Overfitting and Parsimony
Overfitting a regression model is stuffing it with so many variables that have little contributional weight to help predict the dependent variable (Field, 2013; Vandekerckhove, Matzke, & Wagenmakers, 2014). Thus, to avoid the over-fitting problem, the use of parsimony is important in big data analytics. Parsimony is describing a dependent variable with the fewest independent variables as possible (Field, 2013; Huck, 2013; Smith, 2015). The best way to describe this is to use the “Keep It Simple Sweaty,” concept on the regression model. The concept of parsimony could be attributed to Occam’s Razor, which states “plurality out never be posited without necessity” (Duignan, 2015). Vandekerckhove et al. (2014) describe parsimony as a way of removing the noise from the signal to create better predictive regression models.
Overfitting in General Least Squares Model (GLM)
For multivariate regressions, a correlation matrix could be conducted on all the variables, to help with identifying parsimony, such that the software will try to maximize the correlation while minimizing the number of variables (Field, 2013). Smith (2015) stated that the proportion of variation should remain high between the variables and that the correlation between the separate independent variables should be as low as possible. If the correlation coefficient between the independent variables is high (0.8 or higher), then there is a chance that there are extraneous variables (Smith, 2015). Another technique to achieve parsimony is called the backward stepwise method, which is to run a regression model with all variables, and remove those variables that don’t contribute to the models significantly, or the model could start with one variable and add variables until it has maximized correlation and variance in a forward stepwise method (Field, 2013; Huck, 2015).
Unfortunately, there is still a problem of overfitting when conducting a backward stepwise method, forward stepwise method, or correlation matrix in multivariate linear models. That is because, computers tend to remove, add or consider variables systematically and mathematically, not based on human knowledge (Field, 2013; Huck, 2015). Thus, it is still important to have a human to evaluate the computational output for logic, consistency, and reliability. However, if the focus is to reduce overfitting, it should be noted that underfitting should also be avoided. Underfitting a regression model happens when the model leaves out key independent variables that can help predict the dependent variable from the model (Field, 2013).

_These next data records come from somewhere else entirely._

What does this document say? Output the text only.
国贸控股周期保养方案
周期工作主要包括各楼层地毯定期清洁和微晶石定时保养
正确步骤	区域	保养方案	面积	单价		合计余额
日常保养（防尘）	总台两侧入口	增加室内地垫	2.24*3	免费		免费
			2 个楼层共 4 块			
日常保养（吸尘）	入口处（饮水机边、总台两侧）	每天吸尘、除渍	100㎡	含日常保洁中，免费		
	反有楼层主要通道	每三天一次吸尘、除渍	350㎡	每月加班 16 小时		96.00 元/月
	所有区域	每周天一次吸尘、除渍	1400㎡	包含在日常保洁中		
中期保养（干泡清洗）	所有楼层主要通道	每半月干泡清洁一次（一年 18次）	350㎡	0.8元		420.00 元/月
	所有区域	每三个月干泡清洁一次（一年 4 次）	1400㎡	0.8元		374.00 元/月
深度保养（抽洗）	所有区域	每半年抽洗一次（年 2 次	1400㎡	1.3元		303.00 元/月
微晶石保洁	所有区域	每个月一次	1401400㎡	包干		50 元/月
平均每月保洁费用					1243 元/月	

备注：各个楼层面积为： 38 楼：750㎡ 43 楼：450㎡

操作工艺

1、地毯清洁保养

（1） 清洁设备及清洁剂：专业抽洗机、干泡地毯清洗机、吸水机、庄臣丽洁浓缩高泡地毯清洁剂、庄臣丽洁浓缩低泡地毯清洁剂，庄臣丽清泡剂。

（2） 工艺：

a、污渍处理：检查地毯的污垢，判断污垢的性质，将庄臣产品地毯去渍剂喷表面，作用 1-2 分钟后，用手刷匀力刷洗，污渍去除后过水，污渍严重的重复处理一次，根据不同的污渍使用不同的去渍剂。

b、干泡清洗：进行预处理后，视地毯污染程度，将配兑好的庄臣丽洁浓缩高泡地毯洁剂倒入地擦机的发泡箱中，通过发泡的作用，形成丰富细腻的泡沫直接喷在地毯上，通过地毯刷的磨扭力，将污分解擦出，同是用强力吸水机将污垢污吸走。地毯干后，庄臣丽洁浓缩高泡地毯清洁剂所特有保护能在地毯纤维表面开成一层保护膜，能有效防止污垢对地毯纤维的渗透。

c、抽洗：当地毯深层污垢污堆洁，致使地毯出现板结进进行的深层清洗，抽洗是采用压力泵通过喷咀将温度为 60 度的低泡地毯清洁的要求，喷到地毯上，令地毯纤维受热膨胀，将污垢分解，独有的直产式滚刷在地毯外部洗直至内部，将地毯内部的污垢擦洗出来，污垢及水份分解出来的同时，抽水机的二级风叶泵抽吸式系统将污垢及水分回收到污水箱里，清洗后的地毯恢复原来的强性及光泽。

Hierarchical regression methods
When the researcher builds a multivariate regression model, they build it in stages, as they tend to add known independent variables first, and add newer independent variables to avoid overfitting in a technique called hierarchical regression (Austin, Goel & van Walraven, 2001; Field, 2013; Huck 2013). The new and unknown independent variables could be entered in through a stepwise algorithm as abovementioned, or another step could be created where suspected new variables that may have a high contribution to the predictability of the dependent variables are added next (Field, 2013). Hierarchical regression methods allow the researcher to analyze the differing hierarchical levels by examining not only the correlations between the levels but also the intercepts and slopes, helping drive valid statistical inferences (Austin et al., 2001).
Vandekerckhove et al. (2014) listed these three hierarchical methods for model selection; where each method is balancing between the goodness of fit and parsimony:
- Akaike’s Information Criterion (AIC) considers how much-observed data influences the belief of one model over the other, but is unreliable with huge amounts of data
- Bayesian Information Criterion (BIC) considers how much-observed data influences the belief of one model over the other and can handle huge amounts of data, but is known to underfit
- Minimum Description Length (MDL) considers how much a model can compress the observed data, through identifying regularity within the data values
Vandekerckhove et al, (2014), also stated that the model with the lowest AIC and/or BIC score would be the best to choose.
In conclusion, under parsimony, if adding another variable does not improve the regression formula, then should not be added into the assessment to avoid overfitting (Field, 2013). General Least Squares Models have issues in overfitting because computers systematically and mathematically conduct their analysis and lack the human knowledge to keep removing unneeded variables from the equation. Hierarchical regression methods can help minimize overfitting through indirect calculation of a parsimony value (Vandekerckhove et al., 2014).
- Austin, P. C., Goel, V., & van Walraven, C. (2001). An introduction to multilevel regression models. Canadian Journal of Public Health, 92(2), 150.
- Duignan, B. (2015). Occam’s razor. Encyclopaedia Britannica. Retrieved from https://www.britannica.com/topic/Occams-razor
- Field, Andy. (2013). Discovering Statistics Using IBM SPSS Statistics, 4th Edition. [VitalSource Bookshelf Online].
- Huck, S. W. (2013) Reading Statistics and Research (6th ed.). Pearson Learning Solutions. [VitalSource Bookshelf Online].
- Smith, M. (2015). Statistical analysis handbook. Retrieved from http://www.statsref.com/HTML/index.html?introduction.html
- Vandekerckhove, J., Matzke, D., & Wagenmakers, E. J. (2014). Model comparison and the principle of parsimony.